Public Opinion Rallies Behind the ‘Vandals’
Reddit threads and fundraising campaigns reveal widespread support for camera destruction.
Social media shows little sympathy for Flock. Reddit threads in Norfolk and San Diego celebrate the saboteurs as heroes fighting corporate overreach. DeFlock.org tracks 46 cities that have rejected Flock contracts after public pressure, while Sovern’s legal defense fund demonstrates how surveillance resistance crosses political lines. Even Flock’s CEO attacking critics for normalizing “lawlessness” only seems to fuel more opposition.
Privacy Stakes Go Beyond Traffic Violations
The real concern isn’t speeding tickets—it’s ICE access and reproductive surveillance.
These cameras create permanent tracking records shared with federal agencies.
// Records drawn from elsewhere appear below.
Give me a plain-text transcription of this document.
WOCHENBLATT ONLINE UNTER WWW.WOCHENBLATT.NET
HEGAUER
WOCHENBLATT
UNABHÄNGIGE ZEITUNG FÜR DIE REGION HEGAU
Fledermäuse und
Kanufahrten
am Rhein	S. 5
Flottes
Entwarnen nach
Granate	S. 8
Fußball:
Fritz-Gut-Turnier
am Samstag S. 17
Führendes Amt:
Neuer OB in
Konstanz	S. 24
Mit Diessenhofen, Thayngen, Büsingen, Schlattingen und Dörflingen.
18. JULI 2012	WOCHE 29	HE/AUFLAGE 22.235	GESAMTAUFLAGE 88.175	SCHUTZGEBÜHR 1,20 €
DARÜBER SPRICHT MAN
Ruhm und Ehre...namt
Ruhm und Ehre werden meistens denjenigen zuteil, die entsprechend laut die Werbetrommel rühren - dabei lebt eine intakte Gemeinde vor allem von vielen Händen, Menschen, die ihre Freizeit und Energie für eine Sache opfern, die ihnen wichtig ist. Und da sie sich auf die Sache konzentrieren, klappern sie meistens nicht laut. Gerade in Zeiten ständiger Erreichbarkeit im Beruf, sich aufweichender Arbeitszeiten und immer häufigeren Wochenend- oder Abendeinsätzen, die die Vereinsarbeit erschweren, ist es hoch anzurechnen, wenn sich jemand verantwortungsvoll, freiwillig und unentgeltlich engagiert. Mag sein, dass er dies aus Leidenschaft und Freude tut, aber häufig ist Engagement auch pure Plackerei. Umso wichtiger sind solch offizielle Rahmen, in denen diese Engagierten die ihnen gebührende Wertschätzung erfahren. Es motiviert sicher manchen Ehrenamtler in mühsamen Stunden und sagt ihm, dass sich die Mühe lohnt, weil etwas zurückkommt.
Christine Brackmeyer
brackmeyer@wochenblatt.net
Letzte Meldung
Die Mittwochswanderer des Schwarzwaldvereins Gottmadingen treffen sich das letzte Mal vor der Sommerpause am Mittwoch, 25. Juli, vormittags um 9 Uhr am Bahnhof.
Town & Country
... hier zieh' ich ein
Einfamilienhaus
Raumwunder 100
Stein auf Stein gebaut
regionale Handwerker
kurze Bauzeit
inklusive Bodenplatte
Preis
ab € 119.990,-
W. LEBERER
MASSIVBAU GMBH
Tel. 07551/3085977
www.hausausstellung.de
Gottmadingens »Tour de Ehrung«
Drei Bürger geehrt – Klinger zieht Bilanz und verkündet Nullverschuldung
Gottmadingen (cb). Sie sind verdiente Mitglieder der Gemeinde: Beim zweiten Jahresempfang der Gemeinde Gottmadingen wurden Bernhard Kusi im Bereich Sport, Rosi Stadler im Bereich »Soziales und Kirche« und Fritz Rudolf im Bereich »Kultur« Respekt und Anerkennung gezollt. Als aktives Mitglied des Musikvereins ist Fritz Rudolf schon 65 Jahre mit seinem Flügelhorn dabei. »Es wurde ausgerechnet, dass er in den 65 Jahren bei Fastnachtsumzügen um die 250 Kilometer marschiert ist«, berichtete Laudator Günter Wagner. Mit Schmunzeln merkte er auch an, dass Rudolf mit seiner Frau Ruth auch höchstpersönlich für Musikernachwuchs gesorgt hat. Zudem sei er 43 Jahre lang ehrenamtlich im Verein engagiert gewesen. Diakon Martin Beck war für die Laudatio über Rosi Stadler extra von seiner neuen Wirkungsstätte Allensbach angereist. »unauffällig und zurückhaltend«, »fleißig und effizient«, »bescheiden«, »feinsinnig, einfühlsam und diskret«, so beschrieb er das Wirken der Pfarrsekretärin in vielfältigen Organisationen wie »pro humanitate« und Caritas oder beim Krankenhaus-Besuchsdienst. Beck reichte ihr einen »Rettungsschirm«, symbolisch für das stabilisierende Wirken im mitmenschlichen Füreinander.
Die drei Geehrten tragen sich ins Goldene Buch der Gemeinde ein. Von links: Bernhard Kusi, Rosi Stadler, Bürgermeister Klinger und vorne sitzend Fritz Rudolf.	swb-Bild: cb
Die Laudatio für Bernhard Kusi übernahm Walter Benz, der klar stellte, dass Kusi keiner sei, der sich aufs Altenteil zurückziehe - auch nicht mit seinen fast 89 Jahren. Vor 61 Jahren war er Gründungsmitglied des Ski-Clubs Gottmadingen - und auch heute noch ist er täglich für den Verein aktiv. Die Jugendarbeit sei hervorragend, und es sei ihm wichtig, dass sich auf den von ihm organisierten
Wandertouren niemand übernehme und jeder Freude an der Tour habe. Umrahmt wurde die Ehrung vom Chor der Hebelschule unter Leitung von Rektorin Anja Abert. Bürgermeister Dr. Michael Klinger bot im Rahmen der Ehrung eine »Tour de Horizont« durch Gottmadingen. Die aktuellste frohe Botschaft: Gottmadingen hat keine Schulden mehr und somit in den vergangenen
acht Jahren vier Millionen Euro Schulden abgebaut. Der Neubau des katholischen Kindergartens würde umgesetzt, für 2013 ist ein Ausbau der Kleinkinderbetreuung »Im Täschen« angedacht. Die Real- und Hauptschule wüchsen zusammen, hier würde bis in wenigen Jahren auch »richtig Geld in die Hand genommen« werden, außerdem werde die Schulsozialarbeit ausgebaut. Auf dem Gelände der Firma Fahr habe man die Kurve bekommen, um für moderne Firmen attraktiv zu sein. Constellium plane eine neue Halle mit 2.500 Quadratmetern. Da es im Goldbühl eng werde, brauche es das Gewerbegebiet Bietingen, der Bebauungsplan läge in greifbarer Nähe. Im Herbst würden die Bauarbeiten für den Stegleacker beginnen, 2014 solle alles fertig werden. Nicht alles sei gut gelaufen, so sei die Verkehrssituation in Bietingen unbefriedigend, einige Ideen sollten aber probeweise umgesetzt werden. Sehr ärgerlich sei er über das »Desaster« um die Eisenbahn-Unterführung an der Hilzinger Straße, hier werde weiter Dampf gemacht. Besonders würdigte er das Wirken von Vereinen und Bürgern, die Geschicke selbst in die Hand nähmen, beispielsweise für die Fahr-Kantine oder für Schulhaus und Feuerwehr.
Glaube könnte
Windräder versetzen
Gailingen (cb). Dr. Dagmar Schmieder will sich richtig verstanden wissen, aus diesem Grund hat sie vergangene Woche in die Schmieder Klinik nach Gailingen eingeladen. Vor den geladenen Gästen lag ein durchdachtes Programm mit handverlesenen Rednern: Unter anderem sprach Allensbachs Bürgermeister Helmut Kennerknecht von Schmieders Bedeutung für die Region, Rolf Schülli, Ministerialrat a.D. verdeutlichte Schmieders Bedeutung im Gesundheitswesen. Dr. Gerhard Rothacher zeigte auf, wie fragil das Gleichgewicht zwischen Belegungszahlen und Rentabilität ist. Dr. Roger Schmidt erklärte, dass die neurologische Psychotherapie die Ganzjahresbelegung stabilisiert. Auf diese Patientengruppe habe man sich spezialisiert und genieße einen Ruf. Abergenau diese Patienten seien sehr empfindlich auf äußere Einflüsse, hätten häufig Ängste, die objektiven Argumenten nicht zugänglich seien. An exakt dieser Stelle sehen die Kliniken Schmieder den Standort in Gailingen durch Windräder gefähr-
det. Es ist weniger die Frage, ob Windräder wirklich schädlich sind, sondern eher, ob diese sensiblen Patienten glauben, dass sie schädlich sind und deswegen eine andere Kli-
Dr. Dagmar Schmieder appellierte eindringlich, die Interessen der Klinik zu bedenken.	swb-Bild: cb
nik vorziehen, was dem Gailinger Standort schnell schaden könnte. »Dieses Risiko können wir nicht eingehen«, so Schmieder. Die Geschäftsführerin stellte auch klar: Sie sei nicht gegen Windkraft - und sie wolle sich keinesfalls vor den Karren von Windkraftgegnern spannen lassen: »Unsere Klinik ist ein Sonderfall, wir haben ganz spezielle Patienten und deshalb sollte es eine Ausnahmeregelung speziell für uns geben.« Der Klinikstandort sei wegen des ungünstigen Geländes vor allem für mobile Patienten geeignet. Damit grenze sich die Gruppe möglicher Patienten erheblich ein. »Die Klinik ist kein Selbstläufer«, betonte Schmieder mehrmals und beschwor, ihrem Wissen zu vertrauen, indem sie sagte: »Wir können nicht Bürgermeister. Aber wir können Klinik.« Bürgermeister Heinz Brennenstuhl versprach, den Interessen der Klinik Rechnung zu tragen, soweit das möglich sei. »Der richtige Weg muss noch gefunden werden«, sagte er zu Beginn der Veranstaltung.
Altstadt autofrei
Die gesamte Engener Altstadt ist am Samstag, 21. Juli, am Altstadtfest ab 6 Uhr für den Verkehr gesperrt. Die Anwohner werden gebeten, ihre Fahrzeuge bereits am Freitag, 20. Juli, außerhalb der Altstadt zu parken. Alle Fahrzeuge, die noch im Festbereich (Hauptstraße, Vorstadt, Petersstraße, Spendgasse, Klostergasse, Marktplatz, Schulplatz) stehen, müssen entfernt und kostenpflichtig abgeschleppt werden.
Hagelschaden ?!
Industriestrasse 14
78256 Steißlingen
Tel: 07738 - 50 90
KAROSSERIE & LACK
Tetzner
That means potential monitoring of abortion clinic visits, immigrant community movement, and political gatherings. Georgia police chiefs have already been caught using the system for personal stalking. When Flock’s Condor cameras accidentally exposed unsecured footage online in January 2026, it confirmed privacy advocates’ worst fears about data security.
The destruction continues spreading while cities keep installing cameras despite public opposition. This grassroots revolt suggests Americans have reached their limit with warrantless surveillance—and they’re willing to break some expensive equipment to prove it.